Cuando llegó a la ciudad aquel viejo extraño se dirigió
directamente al ágora. Había recorrido un gran trayecto con el único objetivo
de transmitir el comunicado. Esa era la misión que se la había encomendado y
tenía el deber moral de propagar a los cuatro vientos el mensaje. Con relativa calma reclamó la atención de los
asistentes y así les habló:
-A vosotros os digo bienhechores que no existe tal tarea, que
vuestra locuacidad, vuestro pensamiento, no hace sino que enmarañar la realidad
¿Vosotros os intituláis reyes de la verdad? Pues decid a éste pobre necio qué
es verdad, si ningún ser humano comparte destino ¿Por qué esputáis vanas
palabras y nos enloquecéis con vuestra farsa de mal actor? Sabed que yo también
presumo de bienhechor y jamás arrojé hálito venenoso-.
La extraña
presencia de aquel hombrecillo, unido a la inusual forma de expresarse, captó
la atención de los presentes. Curiosos se agolpaban en torno a él esperando oír
la sarta de sandeces que el viejo predicaba con una tremenda convicción.
-¿Decidme por qué citáis a falsos ídolos y arrastráis a inocentes
a vuestro propio cadalso?- continuó el viejo ante un atónito auditorio- ¿Por
qué me habláis de patíbulos?, si veo como vuestras cabezas reposan en ellos
¿Quién os habló del bien? Os diré que presumís de perfección en la oscuridad y
predicáis ignorancia en la sabiduría. Pues tan pequeño es ese saber que cabe en
mi mano y vuestra bondad insulta la justicia y la verdad. No sois dignos de la
palabra, pues allí donde predicáis vuestros sucios sueños queda envenenado el
lenguaje.
Un socarrón murmullo asistía a los
presentes. Atónitos no daban crédito a aquellas palabras, que muchos no
llegaban a comprender, pero intuían en ellas una enfermiza locura que se había
apoderado de aquel pobre diablo. Pero el viejo, impasible, les volvió a
reclamar la atención.
-¡Escuchad!, no hay quien eche una mano a quien no se la quiere
dejar echar y sabedores de esta circunstancia os amparáis detrás de la
debilidad ¡Decidme!, ¿qué razón hay para perturbar incesantemente mi morada?

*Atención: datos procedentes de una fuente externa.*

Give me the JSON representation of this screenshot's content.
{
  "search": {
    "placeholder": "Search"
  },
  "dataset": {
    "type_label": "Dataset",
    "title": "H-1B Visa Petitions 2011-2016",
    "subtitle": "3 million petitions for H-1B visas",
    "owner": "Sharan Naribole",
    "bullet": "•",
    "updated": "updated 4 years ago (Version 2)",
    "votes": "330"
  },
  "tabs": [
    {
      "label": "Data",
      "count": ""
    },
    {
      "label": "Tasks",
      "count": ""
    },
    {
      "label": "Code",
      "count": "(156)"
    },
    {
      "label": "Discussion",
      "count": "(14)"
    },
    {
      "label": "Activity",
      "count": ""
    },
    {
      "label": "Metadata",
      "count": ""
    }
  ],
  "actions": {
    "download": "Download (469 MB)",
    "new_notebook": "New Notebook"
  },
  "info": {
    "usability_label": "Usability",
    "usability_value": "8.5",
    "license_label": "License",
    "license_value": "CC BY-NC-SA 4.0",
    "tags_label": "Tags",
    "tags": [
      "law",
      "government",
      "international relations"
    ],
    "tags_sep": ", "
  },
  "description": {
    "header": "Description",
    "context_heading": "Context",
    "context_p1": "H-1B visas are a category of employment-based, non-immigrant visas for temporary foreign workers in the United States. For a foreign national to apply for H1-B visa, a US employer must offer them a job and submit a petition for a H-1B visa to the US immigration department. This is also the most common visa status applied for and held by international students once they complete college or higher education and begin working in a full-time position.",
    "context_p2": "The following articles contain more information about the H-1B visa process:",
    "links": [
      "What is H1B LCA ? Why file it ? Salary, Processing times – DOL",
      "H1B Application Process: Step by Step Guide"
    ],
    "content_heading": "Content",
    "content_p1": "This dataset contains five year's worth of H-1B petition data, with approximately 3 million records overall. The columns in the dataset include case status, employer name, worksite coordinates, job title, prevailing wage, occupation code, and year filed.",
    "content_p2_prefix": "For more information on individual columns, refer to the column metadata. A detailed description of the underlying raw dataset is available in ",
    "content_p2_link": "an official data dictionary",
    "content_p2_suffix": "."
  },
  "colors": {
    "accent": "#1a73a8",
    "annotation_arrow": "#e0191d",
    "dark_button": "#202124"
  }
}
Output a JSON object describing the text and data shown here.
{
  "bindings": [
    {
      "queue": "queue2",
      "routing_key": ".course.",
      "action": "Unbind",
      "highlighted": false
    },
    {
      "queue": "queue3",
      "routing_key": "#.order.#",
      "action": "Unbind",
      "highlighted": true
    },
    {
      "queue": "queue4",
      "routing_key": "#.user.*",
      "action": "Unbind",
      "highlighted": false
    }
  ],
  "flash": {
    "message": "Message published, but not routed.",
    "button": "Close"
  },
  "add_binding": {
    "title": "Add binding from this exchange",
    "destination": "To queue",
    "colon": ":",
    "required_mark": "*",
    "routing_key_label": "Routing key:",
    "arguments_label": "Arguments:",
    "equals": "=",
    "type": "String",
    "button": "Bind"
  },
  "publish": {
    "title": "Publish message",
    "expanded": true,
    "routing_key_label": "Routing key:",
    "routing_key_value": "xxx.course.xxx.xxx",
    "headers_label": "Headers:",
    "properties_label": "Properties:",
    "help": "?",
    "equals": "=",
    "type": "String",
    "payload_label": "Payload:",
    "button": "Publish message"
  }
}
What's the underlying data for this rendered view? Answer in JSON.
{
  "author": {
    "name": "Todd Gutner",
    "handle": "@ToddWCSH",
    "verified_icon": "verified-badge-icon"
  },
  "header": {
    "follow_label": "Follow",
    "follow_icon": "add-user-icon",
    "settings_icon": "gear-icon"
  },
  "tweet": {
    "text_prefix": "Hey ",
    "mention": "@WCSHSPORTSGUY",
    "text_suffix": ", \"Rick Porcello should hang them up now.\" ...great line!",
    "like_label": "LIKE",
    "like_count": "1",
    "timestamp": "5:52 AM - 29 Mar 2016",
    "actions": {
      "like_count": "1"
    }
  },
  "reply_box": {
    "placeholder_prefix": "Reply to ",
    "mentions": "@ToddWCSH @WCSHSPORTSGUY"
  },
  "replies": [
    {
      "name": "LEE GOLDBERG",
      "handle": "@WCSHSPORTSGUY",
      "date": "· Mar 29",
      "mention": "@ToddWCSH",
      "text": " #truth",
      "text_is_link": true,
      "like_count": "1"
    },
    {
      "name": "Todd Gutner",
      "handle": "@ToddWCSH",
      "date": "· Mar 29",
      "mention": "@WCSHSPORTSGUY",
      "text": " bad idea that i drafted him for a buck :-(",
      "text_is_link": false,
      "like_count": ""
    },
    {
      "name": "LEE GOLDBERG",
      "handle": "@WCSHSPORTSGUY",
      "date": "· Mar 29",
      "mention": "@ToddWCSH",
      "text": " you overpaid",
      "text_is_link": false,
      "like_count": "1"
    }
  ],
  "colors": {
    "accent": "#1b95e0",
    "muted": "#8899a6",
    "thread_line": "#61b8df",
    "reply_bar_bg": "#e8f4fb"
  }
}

¡No alarméis mi tranquilidad!, pues fuerte soy por no creer en lo que con
maldad predicáis. Mas el odio que os procesáis a vosotros mismos no justifica
el macabro fin y no podéis reclamar ser aceptados sin aceptar. Aprended de
vosotros mismos, escuchad a vuestros compañeros y os daréis cuenta de lo que os
digo. Vuestra arrogancia solo da orejas para una boca. Bien hacéis en no
escuchar sino os agrada, pues por la misma razón no os escucho yo. Así pues, no
me obliguéis a prestar oídos, pues por amor se puede matar-.
Dicho esto abandonó la stoa entre un estallido de carcajadas y
gritos de – ¡majadero, majadero! -, y, – ¡otra, otra! - Pero el hilarante
público con esto se hubo de conformar. El viejo se fue y no regresó jamás.